PERINGATAN DINI OMBUDSMAN RI

IMPOR KOMODITI BERAS, GULA, GARAM DAN JAGUNG

Undang-Undang Nomor 18 Tahun 2012 tentang Pangan (UU Pangan) menyatakan bahwa pangan merupakan kebutuhan dasar manusia paling utama dan pemenuhannya merupakan hak asasi setiap rakyat Indonesia. UU Pangan memperjelas dan memperkuat tentang pentingnya pencapaian ketahanan pangan dengan mewujudkan kedaulatan pangan, kemandirian pangan serta keamanan pangan.

Impor komoditi pangan dalam empat tahun terakhir masih memainkan peranan penting dalam perekonomian. Ombudsman RI melakukan pengawasan perkembangan impor 4 (empat) komoditi pangan untuk melihat persoalan yang dihadapi dan mencegah maladministrasi. Untuk itu Ombudsman RI mengumumkan peringatan dini (early warning) kepada Pemerintah dan pihak terkait dalam tata kelola implementasi kebijakan pangan.

BERAS

Total impor beras dalam kurun waktu 4 tahun (2015-2018) sebesar 4,7 juta ton sedangkan pada kurun waktu 2010-2014 mencapai 6,5 juta ton.
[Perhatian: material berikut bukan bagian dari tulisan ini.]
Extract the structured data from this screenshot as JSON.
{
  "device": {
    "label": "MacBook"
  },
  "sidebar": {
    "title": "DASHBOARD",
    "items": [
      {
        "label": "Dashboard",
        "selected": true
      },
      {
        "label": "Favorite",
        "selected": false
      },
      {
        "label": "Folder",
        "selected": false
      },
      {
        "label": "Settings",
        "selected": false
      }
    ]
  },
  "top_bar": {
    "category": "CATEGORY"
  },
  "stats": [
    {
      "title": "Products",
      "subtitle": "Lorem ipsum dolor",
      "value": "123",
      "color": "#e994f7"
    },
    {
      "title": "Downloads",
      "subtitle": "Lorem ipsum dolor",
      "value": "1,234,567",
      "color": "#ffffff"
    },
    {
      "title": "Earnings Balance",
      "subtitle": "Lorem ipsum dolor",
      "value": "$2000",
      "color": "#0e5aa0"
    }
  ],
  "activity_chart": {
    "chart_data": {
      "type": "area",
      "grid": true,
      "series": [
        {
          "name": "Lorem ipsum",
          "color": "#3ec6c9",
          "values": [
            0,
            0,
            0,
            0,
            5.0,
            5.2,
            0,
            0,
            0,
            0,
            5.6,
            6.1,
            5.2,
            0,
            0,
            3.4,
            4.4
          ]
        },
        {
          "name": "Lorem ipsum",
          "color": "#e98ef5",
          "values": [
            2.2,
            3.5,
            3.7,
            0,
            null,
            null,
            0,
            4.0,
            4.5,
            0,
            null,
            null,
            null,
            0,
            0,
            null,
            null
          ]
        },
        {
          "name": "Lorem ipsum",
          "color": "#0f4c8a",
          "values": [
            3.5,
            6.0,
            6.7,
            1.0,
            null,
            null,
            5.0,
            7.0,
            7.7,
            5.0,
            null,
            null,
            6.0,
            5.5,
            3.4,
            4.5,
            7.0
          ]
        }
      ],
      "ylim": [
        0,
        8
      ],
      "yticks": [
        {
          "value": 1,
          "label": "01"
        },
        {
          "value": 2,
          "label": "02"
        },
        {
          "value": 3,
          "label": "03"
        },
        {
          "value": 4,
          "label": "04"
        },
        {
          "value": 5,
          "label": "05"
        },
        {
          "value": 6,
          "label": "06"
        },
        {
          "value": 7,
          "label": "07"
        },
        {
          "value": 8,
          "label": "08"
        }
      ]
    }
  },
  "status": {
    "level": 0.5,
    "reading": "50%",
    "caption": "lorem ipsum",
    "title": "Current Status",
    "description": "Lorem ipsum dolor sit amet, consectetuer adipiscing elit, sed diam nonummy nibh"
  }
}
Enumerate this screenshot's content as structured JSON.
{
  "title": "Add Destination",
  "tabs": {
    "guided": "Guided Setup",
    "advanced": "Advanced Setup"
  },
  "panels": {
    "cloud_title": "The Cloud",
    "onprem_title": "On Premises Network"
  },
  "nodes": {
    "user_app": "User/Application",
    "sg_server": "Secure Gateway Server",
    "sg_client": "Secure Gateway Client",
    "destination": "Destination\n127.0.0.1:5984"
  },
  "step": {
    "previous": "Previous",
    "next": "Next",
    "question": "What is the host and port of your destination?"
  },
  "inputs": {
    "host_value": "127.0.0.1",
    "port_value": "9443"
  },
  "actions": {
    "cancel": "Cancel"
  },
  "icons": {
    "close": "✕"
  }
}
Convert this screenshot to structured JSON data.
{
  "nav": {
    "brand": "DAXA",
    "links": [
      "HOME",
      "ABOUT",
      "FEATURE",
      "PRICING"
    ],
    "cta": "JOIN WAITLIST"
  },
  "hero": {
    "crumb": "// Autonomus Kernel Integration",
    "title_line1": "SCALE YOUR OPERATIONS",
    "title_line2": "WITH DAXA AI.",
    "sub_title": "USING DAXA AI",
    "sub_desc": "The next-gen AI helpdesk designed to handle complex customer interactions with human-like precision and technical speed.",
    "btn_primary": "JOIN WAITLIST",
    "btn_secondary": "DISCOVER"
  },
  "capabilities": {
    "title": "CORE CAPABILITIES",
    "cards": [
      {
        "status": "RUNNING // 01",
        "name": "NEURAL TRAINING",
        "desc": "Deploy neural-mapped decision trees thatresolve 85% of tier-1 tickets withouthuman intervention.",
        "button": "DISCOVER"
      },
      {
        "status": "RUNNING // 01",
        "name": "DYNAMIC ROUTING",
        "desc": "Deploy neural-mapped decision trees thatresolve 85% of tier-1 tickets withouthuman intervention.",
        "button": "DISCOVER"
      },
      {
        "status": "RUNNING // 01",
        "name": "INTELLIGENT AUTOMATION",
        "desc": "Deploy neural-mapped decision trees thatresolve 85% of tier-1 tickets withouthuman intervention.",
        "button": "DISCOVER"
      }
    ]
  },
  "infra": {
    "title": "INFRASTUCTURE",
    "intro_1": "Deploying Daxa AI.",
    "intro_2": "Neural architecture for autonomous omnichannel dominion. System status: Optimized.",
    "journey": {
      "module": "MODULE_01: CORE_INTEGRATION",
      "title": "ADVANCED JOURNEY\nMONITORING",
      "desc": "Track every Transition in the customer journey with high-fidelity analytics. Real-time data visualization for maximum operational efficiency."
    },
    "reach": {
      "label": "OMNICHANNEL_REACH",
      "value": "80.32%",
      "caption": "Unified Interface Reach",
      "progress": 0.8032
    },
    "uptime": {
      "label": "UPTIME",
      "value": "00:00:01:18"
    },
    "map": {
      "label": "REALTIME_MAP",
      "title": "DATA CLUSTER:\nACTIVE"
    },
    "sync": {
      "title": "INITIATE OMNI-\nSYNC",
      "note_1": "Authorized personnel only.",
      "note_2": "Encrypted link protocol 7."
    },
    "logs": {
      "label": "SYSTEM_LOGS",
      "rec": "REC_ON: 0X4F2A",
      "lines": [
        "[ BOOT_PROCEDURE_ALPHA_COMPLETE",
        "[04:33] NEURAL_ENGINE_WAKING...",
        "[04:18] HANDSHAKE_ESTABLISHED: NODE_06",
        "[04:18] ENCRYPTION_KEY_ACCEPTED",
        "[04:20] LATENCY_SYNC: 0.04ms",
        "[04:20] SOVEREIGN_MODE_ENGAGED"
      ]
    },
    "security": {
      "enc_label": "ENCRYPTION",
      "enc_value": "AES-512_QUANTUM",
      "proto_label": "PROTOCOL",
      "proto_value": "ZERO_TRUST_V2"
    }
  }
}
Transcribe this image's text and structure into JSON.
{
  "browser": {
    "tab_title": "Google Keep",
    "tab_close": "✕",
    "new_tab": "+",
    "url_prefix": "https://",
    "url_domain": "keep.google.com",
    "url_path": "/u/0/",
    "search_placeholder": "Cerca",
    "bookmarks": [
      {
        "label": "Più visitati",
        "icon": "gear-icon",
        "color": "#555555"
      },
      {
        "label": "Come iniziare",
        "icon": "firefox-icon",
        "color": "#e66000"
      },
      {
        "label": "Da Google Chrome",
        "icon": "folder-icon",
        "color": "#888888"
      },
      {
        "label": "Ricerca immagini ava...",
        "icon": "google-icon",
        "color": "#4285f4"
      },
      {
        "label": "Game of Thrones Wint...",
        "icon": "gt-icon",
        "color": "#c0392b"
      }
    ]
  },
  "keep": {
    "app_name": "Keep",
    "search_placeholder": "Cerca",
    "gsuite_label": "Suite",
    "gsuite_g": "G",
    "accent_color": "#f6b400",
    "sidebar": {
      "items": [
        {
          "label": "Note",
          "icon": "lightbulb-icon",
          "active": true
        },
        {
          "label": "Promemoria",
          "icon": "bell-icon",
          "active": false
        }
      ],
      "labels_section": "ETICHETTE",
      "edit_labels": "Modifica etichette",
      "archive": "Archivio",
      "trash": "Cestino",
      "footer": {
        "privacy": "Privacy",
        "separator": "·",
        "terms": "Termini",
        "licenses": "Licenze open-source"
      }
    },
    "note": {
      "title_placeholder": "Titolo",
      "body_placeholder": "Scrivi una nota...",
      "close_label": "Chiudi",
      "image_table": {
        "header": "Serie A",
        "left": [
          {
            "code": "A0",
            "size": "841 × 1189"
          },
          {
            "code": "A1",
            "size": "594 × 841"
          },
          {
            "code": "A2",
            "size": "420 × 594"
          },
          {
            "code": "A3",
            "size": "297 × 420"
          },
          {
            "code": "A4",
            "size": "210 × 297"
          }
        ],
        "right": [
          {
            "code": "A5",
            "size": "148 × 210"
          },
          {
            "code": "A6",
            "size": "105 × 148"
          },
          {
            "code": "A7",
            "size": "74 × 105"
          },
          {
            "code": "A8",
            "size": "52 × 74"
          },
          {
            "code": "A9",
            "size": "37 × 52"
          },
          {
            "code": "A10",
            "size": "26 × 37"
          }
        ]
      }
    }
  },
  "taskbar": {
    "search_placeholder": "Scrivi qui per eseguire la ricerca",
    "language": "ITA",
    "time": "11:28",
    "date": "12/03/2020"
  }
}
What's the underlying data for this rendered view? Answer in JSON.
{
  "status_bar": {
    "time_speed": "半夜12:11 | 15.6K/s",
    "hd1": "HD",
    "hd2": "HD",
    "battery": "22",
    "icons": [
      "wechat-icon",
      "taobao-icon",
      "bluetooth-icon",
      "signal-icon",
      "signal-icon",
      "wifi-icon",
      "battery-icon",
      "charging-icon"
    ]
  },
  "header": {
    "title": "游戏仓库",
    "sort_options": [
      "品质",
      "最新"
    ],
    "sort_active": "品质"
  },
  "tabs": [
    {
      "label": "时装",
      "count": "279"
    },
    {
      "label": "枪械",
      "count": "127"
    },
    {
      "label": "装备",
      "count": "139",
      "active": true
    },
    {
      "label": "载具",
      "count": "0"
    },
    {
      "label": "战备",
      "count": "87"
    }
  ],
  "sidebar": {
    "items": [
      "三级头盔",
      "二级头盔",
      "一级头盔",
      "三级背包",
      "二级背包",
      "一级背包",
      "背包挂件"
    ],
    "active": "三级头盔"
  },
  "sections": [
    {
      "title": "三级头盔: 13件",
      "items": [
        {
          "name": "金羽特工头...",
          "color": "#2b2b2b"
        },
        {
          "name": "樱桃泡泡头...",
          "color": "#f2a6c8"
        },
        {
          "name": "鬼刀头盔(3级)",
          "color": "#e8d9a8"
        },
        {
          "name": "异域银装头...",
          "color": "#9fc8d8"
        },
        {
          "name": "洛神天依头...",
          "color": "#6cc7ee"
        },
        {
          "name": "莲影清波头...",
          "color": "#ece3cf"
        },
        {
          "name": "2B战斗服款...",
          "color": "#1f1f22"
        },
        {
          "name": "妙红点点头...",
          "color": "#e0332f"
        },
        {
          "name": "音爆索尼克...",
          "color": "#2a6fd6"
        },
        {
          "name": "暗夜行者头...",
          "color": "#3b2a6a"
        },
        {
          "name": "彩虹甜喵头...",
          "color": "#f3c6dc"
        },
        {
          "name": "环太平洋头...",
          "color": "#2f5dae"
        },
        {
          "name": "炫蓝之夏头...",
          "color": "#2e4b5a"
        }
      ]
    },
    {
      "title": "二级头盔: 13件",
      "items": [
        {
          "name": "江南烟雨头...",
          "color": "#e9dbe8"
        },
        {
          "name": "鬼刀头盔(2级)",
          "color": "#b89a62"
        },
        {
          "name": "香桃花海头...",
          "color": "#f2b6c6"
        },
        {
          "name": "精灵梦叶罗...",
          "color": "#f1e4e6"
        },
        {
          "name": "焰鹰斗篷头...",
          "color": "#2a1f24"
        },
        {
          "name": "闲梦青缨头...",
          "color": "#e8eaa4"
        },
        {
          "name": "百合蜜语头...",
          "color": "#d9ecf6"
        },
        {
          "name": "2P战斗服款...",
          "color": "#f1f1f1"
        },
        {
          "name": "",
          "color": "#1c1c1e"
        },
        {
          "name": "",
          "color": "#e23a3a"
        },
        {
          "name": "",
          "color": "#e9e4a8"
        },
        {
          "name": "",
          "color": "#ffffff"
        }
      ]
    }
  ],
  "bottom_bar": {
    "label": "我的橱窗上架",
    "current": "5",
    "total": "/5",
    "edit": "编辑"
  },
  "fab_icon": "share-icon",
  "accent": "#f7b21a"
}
Jumlah total impor akan meningkat jika Pemerintah melakukan kembali pada tahun 2019. Namun dengan jumlah stok yang relatif memadai (2,1 juta ton di akhir 2018), diperkirakan Pemerintah tak perlu memerlukan impor di tahun 2019, kecuali terjadi krisis besar.

Ketidakpastian data produksi akibat maladministrasi pendataan yang berpangkal pada konflik kepentingan dalam penetapan data produksi telah menyebabkan BPS mengumumkan penghentian publikasi data produksi di tahun 2015. Perbaikan metode pendataan kemudian menghasilkan koreksi surplus produksi beras menjadi 2,85 juta ton pada tahun 2018.

Gambar-1

Perkembangan Harga, Impor Beras dan Stok Perum BULOG


Sumber: Data BPS, Kementan dan Perum BULOG

Pemerintah relatif mampu mengendalikan harga untuk periode 2016 hingga pertengahan 2017 dengan memanfaatkan kontrak impor beras pada tahun 2015 yang direalisasikan sebesar 1,28 juta ton pada tahun 2016. Pemerintah berusaha untuk tidak melakukan impor di tahun 2017 dengan asumsi surplus berlimpah. Pemerintah berusaha melakukan pengendalian harga dengan mengeluarkan kebijakan penetapan HET beras dan melakukan operasi penertiban melalui Satgas Pangan POLRI.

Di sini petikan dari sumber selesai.